Convergence Analysis of alpha-SVRG under Strong Convexity
Sean Xiao, Sangwoo Park, Stefan Vlaski
TL;DR
The paper analyzes $\alpha$-SVRG for strongly convex empirical risk minimization, introducing a tunable variance-reduction parameter $\alpha\in[0,1]$ that interpolates between SGD and SVRG. It derives a unified convergence rate and iteration complexity that smoothly transitions from SGD to SVRG as $\alpha$ moves from $0$ to $1$, with explicit MSD bounds and recursion-based proofs. A key result is a guideline for selecting $\alpha$ based on gradient-noise level $\sigma^2$ and target accuracy $\epsilon$, suggesting larger $\alpha$ in high-variance regimes and smaller $\alpha$ when noise is low.
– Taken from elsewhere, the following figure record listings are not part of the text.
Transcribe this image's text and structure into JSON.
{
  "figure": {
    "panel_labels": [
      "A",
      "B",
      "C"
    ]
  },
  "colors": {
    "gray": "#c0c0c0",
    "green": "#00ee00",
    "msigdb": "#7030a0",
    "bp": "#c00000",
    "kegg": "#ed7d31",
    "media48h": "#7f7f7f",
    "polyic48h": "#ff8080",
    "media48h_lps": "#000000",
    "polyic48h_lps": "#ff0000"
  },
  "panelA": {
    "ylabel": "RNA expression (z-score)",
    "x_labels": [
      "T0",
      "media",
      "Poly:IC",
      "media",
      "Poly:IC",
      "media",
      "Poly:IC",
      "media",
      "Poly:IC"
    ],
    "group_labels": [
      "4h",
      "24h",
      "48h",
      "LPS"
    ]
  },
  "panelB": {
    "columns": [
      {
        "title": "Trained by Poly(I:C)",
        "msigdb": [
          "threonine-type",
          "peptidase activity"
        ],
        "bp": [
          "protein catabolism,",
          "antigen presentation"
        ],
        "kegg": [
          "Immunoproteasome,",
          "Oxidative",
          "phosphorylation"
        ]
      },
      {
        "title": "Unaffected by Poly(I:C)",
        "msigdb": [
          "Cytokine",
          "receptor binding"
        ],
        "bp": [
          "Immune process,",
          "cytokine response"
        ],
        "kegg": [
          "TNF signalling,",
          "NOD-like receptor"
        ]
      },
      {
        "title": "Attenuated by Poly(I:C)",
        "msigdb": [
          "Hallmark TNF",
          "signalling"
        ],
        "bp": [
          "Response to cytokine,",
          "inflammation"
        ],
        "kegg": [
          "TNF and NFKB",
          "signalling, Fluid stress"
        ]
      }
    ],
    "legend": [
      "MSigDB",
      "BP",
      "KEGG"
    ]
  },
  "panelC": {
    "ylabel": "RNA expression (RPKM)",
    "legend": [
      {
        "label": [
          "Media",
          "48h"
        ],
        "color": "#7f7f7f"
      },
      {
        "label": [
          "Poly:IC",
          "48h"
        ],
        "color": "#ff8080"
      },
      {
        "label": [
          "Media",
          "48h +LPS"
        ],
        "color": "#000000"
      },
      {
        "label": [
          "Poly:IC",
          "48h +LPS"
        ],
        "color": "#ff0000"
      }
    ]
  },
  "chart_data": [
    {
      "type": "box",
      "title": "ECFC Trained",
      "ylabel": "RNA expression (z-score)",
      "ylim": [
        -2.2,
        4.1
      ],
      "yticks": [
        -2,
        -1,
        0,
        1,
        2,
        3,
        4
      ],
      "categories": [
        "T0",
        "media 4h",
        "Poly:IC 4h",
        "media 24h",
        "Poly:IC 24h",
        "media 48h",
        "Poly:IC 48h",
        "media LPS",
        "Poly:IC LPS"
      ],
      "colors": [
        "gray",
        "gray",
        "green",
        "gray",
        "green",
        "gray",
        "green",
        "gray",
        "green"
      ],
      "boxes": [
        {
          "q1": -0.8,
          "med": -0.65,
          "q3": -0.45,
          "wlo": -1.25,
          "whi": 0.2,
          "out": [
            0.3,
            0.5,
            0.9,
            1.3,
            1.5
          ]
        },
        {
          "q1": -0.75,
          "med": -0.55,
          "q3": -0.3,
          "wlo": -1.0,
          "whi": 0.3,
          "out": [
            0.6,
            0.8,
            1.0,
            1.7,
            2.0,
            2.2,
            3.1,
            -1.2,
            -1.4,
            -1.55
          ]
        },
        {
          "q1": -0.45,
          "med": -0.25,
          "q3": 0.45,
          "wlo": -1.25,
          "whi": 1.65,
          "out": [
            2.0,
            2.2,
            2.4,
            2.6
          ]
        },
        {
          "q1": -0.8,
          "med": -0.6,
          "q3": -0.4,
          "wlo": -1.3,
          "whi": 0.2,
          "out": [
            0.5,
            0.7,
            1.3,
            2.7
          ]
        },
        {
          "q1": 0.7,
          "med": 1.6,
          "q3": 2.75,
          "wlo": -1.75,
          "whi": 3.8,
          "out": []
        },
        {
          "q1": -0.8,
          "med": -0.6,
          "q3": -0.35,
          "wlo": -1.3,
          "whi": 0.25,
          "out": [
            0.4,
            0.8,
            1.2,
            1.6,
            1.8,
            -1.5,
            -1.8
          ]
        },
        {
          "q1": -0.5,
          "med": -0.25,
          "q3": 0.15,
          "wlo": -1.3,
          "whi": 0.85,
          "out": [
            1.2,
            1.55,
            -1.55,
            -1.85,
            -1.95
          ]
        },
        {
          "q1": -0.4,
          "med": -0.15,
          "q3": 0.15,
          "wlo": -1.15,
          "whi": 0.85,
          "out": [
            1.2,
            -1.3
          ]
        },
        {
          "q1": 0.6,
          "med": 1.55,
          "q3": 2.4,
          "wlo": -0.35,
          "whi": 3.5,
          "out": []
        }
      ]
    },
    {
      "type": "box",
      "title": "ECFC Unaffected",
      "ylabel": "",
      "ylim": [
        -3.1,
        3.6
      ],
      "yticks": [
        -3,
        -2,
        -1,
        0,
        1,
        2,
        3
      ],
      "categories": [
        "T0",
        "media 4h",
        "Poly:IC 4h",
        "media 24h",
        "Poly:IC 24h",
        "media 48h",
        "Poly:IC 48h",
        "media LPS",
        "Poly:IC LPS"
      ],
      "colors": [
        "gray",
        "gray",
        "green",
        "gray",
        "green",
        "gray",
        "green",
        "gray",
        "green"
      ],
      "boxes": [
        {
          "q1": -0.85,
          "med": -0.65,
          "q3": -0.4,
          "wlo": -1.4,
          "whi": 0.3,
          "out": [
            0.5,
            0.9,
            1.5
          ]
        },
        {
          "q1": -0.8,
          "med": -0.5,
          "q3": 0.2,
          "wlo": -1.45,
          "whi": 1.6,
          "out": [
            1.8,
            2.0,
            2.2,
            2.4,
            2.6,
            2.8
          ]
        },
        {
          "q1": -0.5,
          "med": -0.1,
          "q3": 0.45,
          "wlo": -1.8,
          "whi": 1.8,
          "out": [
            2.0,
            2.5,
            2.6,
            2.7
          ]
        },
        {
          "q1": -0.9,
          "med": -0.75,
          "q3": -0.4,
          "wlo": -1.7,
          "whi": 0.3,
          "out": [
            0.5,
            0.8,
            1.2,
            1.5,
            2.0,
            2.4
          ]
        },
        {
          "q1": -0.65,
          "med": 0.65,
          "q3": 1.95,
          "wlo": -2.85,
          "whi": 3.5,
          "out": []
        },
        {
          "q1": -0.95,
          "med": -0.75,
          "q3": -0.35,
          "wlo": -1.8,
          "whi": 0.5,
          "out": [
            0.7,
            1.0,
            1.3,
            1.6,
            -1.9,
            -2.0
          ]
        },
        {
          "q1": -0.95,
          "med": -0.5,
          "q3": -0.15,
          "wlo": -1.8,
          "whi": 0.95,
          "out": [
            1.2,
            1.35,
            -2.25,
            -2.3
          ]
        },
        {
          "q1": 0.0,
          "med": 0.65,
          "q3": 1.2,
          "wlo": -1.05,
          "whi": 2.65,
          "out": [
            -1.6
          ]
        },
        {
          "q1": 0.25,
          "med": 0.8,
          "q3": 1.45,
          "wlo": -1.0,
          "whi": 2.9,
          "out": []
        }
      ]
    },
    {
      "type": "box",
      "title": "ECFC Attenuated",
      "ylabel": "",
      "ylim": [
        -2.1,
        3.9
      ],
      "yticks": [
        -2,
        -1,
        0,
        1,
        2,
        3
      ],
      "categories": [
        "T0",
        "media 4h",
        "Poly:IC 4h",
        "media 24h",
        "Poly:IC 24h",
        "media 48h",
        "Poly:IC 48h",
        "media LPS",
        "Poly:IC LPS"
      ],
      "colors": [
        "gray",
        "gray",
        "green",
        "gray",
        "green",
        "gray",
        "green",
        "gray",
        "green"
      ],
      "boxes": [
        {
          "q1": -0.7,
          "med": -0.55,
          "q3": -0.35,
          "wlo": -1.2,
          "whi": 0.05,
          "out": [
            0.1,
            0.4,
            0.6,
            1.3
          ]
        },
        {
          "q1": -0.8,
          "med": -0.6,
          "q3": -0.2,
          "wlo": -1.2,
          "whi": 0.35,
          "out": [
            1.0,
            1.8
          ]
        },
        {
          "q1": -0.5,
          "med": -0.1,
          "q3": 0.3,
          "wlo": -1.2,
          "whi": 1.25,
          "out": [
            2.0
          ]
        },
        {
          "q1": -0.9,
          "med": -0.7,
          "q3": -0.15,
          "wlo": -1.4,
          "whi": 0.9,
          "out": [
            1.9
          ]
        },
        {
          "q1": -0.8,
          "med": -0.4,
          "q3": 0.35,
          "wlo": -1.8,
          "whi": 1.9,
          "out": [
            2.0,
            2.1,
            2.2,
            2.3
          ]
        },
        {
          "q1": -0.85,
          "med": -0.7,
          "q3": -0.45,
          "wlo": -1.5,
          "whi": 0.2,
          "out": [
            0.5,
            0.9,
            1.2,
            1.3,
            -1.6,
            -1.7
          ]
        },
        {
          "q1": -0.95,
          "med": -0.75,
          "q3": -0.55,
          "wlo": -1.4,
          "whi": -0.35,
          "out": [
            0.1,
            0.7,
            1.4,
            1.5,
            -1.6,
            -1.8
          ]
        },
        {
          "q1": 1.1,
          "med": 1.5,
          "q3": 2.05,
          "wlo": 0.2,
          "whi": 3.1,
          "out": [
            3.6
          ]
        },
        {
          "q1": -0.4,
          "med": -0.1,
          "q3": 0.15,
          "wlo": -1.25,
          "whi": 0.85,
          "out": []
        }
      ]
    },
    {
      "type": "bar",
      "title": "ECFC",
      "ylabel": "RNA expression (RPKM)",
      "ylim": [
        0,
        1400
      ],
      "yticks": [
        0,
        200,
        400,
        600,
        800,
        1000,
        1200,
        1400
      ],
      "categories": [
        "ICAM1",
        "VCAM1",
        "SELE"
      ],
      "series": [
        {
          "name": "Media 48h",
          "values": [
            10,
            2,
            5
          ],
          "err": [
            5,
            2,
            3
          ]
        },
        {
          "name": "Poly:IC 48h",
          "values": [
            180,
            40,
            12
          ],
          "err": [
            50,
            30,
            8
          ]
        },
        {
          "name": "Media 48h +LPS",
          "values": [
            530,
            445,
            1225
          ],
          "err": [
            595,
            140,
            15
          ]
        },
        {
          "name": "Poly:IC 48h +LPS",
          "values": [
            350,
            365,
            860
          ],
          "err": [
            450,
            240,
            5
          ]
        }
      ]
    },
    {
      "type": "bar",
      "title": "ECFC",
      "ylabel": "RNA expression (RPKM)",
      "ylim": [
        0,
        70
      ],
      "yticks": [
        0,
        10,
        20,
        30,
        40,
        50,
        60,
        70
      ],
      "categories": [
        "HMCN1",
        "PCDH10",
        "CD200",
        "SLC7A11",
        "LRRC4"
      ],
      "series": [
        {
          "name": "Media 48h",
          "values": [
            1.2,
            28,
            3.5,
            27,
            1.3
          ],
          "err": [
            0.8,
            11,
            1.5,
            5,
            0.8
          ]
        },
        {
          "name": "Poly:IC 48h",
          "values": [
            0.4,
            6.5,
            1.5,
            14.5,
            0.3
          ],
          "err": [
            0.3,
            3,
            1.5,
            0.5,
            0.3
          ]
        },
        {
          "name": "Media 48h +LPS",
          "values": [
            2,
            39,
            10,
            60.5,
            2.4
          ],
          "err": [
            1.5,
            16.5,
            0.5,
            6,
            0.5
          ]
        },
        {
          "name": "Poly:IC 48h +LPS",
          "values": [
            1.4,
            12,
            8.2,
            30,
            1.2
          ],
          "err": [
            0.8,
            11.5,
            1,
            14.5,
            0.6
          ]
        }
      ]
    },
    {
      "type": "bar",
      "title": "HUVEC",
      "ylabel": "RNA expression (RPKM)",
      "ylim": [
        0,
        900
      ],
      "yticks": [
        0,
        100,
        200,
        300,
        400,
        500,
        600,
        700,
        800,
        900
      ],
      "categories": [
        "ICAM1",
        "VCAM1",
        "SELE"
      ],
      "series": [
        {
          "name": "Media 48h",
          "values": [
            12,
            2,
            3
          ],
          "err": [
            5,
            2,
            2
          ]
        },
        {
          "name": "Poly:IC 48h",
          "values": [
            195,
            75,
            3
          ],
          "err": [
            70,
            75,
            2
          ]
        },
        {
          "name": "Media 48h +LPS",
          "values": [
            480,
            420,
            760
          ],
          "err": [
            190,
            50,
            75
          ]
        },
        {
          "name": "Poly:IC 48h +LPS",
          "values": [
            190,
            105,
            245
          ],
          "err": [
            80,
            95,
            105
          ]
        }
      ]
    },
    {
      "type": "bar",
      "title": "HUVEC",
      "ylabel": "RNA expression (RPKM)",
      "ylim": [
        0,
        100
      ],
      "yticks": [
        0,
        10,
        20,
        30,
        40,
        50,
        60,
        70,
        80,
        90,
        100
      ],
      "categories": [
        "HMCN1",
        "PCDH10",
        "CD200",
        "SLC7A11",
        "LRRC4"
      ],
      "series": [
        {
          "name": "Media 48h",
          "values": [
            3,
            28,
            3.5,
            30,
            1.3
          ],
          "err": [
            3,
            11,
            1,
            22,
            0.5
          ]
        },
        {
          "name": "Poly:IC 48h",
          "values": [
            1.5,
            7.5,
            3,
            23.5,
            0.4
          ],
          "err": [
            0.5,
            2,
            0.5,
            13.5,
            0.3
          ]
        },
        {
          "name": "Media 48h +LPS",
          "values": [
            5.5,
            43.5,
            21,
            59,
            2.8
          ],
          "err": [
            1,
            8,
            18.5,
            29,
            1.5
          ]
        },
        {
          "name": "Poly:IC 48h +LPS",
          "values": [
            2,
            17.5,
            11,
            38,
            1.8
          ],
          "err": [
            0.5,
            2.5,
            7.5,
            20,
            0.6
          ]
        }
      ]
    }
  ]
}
Numerical experiments on linear regression corroborate the theory, showing improved performance for intermediate $\alpha$ in moderate-to-high noise settings and confirming the interpolation behavior across the extremes.
Abstract
Stochastic first-order methods for empirical risk minimization employ gradient approximations based on sampled data in lieu of exact gradients. Such constructions introduce noise into the learning dynamics, which can be corrected through variance-reduction techniques. There is increasing evidence in the literature that in many modern learning applications noise can have a beneficial effect on optimization and generalization. To this end, the recently proposed variance-reduction technique, alpha-SVRG [Yin et al., 2023] allows for fine-grained control of the level of residual noise in the learning dynamics, and has been reported to empirically outperform both SGD and SVRG in modern deep learning scenarios. By focusing on strongly convex environments, we first provide a unified convergence rate expression for alpha-SVRG under fixed learning rate, which reduces to that of either SGD or SVRG by setting alpha=0 or alpha=1, respectively. We show that alpha-SVRG has faster convergence rate compared to SGD and SVRG under suitable choice of alpha. Simulation results on linear regression validate our theory.